De novo assembly and characterisation of drug resistance in human herpesvirus type 1 (HHV-1)
Between 60‑90% of the general population are infected with human herpesvirus type 1 (HHV‑1)1. Despite the majority of infections being asymptomatic, up to 45% of the population suffer from recurrent labial lesions2. While a number of drugs are available to treat infection with HHV‑1, they are all susceptible to resistant mutations. HHV‑1 is a large double‑stranded DNA virus (152 kb), with a structurally complex and GC‑rich genome. This makes the assembly of HHV‑1 whole genomes from short‑read sequencing data technically challenging.
To improve the assembly and analysis of HHV‑1 genomes, enabling the characterisation of drug resistance mutations, researchers at the University of Oxford, UK, and Public Health England, UK, combined long‑read nanopore sequencing data with data derived from a short‑read sequencing platform3. The team sequenced 18 HHV‑1 samples cultured from immunocompromised patients undergoing antiviral therapy. Genome assembly was performed using the MIRA48 and LINKS49 tools.
The length of the nanopore reads allowed the merging of existing short‑read derived contigs that had been disrupted by repetitive elements. This allowed the generation of improved genome assemblies as evidenced by fewer contigs and increased N50 values (Table 1).
The team was also able to characterise regions of structural variance, including duplications, deletions and rearrangements. In addition, high levels of nucleotide variation were found in UL23, a gene, within which, the majority of drug resistance mutations occur.
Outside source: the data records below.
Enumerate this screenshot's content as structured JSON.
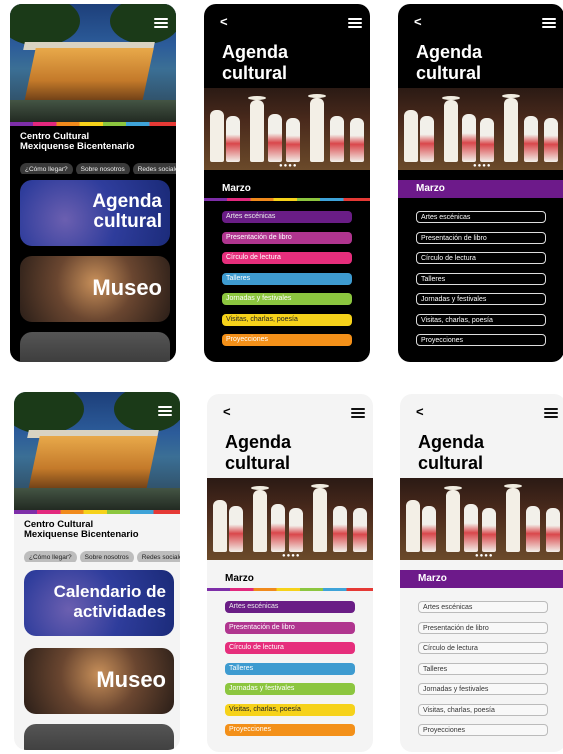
{
  "home": {
    "title_line1": "Centro Cultural",
    "title_line2": "Mexiquense Bicentenario",
    "chips": [
      "¿Cómo llegar?",
      "Sobre nosotros",
      "Redes sociales"
    ],
    "dark_cards": {
      "agenda": [
        "Agenda",
        "cultural"
      ],
      "museo": "Museo"
    },
    "light_cards": {
      "agenda": [
        "Calendario de",
        "actividades"
      ],
      "museo": "Museo"
    }
  },
  "agenda": {
    "back": "<",
    "title_line1": "Agenda",
    "title_line2": "cultural",
    "carousel_dots": "●●●●",
    "month": "Marzo",
    "categories": [
      "Artes escénicas",
      "Presentación de libro",
      "Círculo de lectura",
      "Talleres",
      "Jornadas y festivales",
      "Visitas, charlas, poesía",
      "Proyecciones"
    ]
  },
  "colors": {
    "purple": "#6d1a8a",
    "pink": "#e62e7c",
    "blue": "#3e9bd0",
    "green": "#8cc63f",
    "yellow": "#f6d21a",
    "orange": "#f39019"
  }
}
The researchers believe that these variations most likely arose during the antiviral therapy that had been administered prior to sample acquisition3.
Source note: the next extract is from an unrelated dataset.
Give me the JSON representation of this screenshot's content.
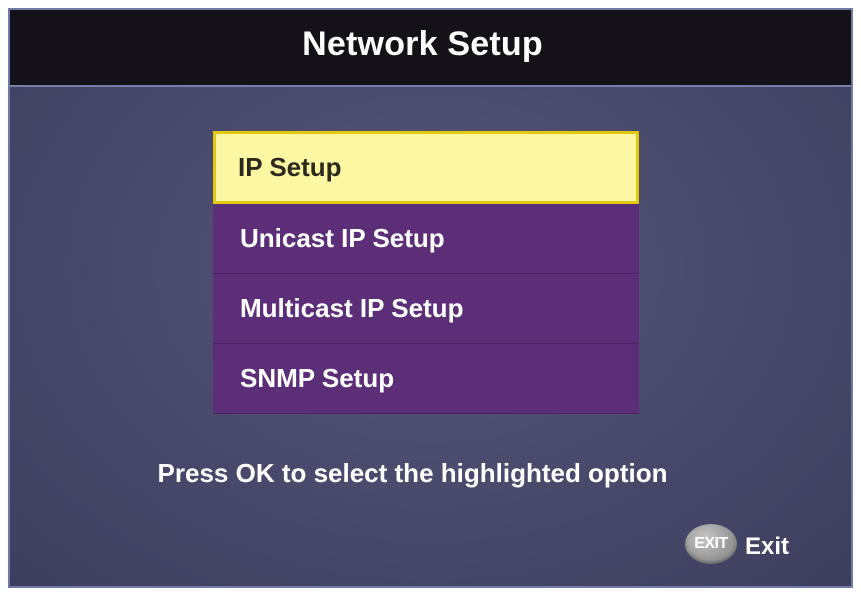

According to the team, this study proves that nanopore sequencing is capable of improving the reference‑free de novo assembly of the viral genome and can pass through repetitive elements that terminate the contigs generated by the short‑read sequencing platform3.
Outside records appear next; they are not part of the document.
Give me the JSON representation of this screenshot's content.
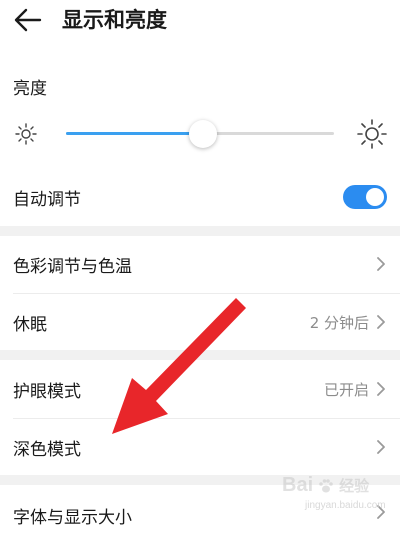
{
  "header": {
    "title": "显示和亮度",
    "back_icon": "arrow-left-icon"
  },
  "brightness": {
    "label": "亮度",
    "level": 0.51,
    "min_icon": "sun-small-icon",
    "max_icon": "sun-large-icon"
  },
  "auto_adjust": {
    "label": "自动调节",
    "enabled": true
  },
  "settings": [
    {
      "label": "色彩调节与色温",
      "value": ""
    },
    {
      "label": "休眠",
      "value": "2 分钟后"
    },
    {
      "label": "护眼模式",
      "value": "已开启"
    },
    {
      "label": "深色模式",
      "value": ""
    },
    {
      "label": "字体与显示大小",
      "value": ""
    }
  ],
  "annotation": {
    "arrow_color": "#e8262a"
  },
  "watermark": {
    "text": "Bai",
    "sub": "经验",
    "url": "jingyan.baidu.com"
  },
  "colors": {
    "accent": "#2b8cf0",
    "slider_fill": "#3aa0f0",
    "section_gap": "#f1f1f1"
  }
}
Table (below): Addition of nanopore long‑read data to existing short‑read data allowed the generation of improved genome assemblies. Data from a single HHV‑1 sample (p1A_454) shown. Table adapted from Karamitros et al.3
| Assembly | # contigs | Largest contig (bp) | Total length (bp) | N50 |
|---|---|---|---|---|
| Short read | 21 | 62,373 | 136,935 | 43,352 |
| Short + long nanopore reads | 18 | 111,746 | 136.978 | 111,746 |
This case study is taken from the Microbiology white paper.
- Chayavichitsilp, P., Buckwalter, J.V., Krakowski. A.C., & Friedlander, S.F. Herpes simplex. Pediatr Rev. 30(4): 119‑29 (2009).
- Harmenberg, J., Oberg, B. & Spruance, S. Prevention of ulcerative lesions by episodic treatment of recurrent herpes labialis: A literature review. Acta dermato-venereologica. 90(2):122–30 (2010).
- Karamitros, T. et al. De novo assembly of Human Herpes Virus Type 1 (HHV‑1) genome, mining of noncanonical structures and detection of novel drug‑resistance mutations using short‑ and long‑ read next generation sequencing technologies. PLoS One 11(6) (2016).